This project explores whether we can predict when a parcel will be delivered (in the morning, afternoon, or evening) using information available before delivery.
The goal is to build a machine learning model that can help logistics teams better understand and anticipate delivery timing. The analysis walks through the full data science process, from exploring the data to building and comparing models, and finally interpreting the results in a way that makes sense for business users.
The dataset includes information about individual parcel deliveries, such as:
- how far the parcel travels
- traffic and weather conditions
- the order of deliveries on a driver’s route
- parcel size and weight
- the day of the week
The main question we try to answer is: Can we use this information to predict whether a delivery will happen in the morning, afternoon, or evening?
Evening deliveries are less frequent than morning or afternoon ones, so the prediction task is somewhat unbalanced.

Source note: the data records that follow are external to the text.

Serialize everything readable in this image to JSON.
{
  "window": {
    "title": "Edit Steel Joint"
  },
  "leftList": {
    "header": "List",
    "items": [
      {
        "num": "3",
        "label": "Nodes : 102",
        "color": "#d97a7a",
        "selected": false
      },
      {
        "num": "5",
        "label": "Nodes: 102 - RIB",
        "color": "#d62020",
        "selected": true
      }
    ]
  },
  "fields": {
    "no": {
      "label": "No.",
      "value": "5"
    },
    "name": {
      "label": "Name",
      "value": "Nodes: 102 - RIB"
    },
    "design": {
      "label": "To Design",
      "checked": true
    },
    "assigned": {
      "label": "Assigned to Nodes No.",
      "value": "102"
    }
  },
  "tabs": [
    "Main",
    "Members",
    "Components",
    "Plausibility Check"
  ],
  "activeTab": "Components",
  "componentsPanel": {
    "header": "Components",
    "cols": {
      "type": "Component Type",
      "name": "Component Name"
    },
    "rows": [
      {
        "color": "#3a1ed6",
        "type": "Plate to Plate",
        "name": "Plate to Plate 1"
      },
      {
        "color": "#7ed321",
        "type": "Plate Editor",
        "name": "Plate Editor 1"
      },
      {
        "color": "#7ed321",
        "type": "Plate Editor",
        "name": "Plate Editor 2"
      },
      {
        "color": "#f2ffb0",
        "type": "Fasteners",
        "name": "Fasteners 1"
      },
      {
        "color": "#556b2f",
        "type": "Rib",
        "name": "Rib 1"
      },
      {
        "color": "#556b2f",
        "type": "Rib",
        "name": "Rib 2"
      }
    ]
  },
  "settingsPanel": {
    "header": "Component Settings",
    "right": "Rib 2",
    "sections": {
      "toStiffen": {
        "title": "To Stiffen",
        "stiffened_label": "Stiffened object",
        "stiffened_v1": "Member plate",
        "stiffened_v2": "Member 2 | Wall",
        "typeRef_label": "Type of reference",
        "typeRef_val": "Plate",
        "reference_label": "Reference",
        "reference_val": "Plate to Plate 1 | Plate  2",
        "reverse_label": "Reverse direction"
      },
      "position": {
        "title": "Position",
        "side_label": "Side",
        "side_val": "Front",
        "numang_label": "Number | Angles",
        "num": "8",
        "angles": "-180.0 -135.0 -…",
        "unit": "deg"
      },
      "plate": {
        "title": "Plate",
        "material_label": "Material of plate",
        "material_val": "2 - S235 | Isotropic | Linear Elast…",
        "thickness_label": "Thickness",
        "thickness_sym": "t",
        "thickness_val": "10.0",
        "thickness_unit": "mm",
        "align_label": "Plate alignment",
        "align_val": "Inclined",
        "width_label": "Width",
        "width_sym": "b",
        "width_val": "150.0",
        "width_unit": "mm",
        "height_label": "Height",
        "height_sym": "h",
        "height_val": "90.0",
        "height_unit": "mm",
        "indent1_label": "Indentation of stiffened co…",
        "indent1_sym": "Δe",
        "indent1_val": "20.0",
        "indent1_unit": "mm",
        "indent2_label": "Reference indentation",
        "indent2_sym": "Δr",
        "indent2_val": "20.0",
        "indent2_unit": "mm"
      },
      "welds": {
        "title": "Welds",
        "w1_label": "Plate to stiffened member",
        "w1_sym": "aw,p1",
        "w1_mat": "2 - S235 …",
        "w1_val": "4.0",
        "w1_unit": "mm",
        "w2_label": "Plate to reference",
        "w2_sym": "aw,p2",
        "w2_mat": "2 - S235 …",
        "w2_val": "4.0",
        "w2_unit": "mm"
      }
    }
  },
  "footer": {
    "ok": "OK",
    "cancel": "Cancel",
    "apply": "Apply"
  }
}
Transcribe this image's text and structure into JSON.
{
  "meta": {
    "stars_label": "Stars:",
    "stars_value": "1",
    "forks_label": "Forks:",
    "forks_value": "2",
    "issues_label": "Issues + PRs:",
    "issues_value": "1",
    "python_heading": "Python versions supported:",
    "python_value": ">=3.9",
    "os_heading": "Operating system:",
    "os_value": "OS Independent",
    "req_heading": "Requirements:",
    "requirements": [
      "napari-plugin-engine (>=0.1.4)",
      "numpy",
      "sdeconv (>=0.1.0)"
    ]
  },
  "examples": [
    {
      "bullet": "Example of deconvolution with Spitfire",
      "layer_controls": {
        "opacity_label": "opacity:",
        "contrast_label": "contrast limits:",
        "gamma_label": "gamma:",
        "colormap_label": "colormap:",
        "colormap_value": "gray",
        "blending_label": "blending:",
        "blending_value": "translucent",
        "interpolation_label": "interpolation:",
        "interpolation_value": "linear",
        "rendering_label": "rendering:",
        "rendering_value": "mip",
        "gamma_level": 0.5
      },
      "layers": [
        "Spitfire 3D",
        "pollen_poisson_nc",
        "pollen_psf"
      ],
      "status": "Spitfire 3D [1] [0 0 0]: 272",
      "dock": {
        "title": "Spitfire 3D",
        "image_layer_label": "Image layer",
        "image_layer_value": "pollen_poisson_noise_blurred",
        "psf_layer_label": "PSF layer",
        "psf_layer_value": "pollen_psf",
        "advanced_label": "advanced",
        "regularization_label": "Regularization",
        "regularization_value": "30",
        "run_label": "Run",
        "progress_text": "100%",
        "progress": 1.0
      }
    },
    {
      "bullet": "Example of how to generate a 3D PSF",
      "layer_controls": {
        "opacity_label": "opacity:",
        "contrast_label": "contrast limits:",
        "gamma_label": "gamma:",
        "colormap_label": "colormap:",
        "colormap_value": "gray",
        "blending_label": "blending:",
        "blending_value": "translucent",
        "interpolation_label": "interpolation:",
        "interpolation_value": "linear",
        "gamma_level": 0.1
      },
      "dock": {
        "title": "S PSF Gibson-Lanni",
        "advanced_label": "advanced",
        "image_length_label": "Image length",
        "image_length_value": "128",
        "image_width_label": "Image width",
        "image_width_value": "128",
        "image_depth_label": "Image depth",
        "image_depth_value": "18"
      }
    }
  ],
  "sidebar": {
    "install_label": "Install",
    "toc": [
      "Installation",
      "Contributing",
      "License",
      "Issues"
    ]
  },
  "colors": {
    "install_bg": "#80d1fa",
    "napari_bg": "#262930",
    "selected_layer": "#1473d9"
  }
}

The notebook follows a clear workflow that includes:
- Exploring the data to understand patterns and check for issues
- Cleaning and preparing the data so that models can learn effectively
- Training and comparing several machine learning models, including:
- Logistic Regression
- Support Vector Machine (SVM)
- Random Forest
- XGBoost
- CatBoost
- Looking into the models to understand which features influence the predictions the most
All models achieved similar performance, with accuracy between 87% and 89% on the test set.
The best-performing models were Logistic Regression and Linear SVM, with Logistic Regression selected as the final model due to its slightly higher macro F1 score (~0.86) and its interpretability.
The most relevant drivers of delivery timing are:
- delivery sequence (position in the route)
- traffic conditions
- weekend vs weekday
Distance has a moderate impact, while parcel size and weight play a minor role.
Evening deliveries remain the hardest to predict, mainly due to their lower representation in the data.
For operations and planning teams, having a model like this can support:
- route optimization
- delivery time estimation for customers
- better planning of workforce and resources
This notebook shows a structured and repeatable approach to data analysis and machine learning, and it provides actionable insight into what affects delivery timing the most.